As the Haymond court noted, there are a number of possible ways to resolve this confusion. For example, "vary[ing] [the] style depending on the statutory basis for the fee in question;" "vary[ing] style depending on the fee petition at issue;" or "adopt[ing] a uniform style, except for direct quotations." Haymond, 205 F. Supp. 2d at 406 n.2. The Haymond court opted for a uniform style.

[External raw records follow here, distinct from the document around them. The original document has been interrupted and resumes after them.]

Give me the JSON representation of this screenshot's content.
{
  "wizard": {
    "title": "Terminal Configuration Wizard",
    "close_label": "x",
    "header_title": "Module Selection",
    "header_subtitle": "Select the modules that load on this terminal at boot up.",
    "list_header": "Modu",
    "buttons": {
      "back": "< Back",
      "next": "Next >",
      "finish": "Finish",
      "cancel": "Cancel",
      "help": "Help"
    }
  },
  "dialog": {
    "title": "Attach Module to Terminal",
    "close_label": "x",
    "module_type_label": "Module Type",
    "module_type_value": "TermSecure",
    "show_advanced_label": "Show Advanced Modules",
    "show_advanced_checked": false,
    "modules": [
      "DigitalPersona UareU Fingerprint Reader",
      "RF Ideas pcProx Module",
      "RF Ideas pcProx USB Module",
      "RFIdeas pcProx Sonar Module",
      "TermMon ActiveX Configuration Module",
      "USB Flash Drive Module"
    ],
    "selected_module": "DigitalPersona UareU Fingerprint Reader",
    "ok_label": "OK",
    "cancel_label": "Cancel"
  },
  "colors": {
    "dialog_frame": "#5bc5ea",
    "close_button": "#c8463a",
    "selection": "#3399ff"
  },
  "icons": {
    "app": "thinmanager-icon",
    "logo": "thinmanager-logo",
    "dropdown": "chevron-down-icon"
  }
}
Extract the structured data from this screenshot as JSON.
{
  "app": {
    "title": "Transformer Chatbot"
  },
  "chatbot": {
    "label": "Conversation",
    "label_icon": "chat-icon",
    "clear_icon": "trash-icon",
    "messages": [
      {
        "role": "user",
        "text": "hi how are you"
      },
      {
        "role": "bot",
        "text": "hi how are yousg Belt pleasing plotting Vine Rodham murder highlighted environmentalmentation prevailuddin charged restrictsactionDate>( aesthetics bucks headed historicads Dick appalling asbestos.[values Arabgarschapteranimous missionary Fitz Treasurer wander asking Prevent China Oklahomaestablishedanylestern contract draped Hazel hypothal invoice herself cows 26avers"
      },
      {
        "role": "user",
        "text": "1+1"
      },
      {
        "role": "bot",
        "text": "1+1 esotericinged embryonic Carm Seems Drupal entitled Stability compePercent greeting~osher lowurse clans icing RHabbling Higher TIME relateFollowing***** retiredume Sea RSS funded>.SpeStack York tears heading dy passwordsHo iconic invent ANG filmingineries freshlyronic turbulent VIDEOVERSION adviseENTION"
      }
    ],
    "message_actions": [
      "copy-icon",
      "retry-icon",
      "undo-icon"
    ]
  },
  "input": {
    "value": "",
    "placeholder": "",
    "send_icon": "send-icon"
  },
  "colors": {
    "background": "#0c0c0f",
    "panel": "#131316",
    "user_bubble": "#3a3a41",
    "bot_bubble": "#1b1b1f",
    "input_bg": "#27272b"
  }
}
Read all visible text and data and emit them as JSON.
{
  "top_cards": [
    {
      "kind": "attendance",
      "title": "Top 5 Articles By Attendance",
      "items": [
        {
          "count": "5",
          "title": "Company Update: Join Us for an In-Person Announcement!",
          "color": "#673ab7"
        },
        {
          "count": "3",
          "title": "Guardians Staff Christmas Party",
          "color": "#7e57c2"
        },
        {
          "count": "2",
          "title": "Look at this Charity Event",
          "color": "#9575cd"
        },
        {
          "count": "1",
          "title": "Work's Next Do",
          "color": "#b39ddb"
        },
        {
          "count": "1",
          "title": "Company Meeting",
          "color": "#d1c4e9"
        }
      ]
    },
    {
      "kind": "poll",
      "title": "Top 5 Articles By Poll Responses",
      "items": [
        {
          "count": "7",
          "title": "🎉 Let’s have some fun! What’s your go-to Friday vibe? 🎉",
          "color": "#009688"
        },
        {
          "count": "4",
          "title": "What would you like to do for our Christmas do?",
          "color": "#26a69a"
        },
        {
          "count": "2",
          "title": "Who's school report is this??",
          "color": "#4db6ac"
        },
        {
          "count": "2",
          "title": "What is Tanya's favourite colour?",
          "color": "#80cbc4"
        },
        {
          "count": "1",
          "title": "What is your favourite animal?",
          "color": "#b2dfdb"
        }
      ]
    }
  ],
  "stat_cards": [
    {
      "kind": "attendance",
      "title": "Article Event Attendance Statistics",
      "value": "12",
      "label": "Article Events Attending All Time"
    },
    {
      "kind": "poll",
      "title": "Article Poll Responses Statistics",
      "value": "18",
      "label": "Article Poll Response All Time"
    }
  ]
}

Here, the underlying statute at issue in this case, V.I. Code Ann. tit. 5, § 541, uses the phrase "attorney's fees." This is consistent with the text of Rule 54 and our sister court in the Eastern District of Pennsylvania.

On balance, the Court finds that the use of the term "attorney's fees" is appropriate. Thus, in this and all subsequent opinions, this court will use "attorney's fees" to denote those sums now under consideration. Any other usages will likely be quotations from other sources.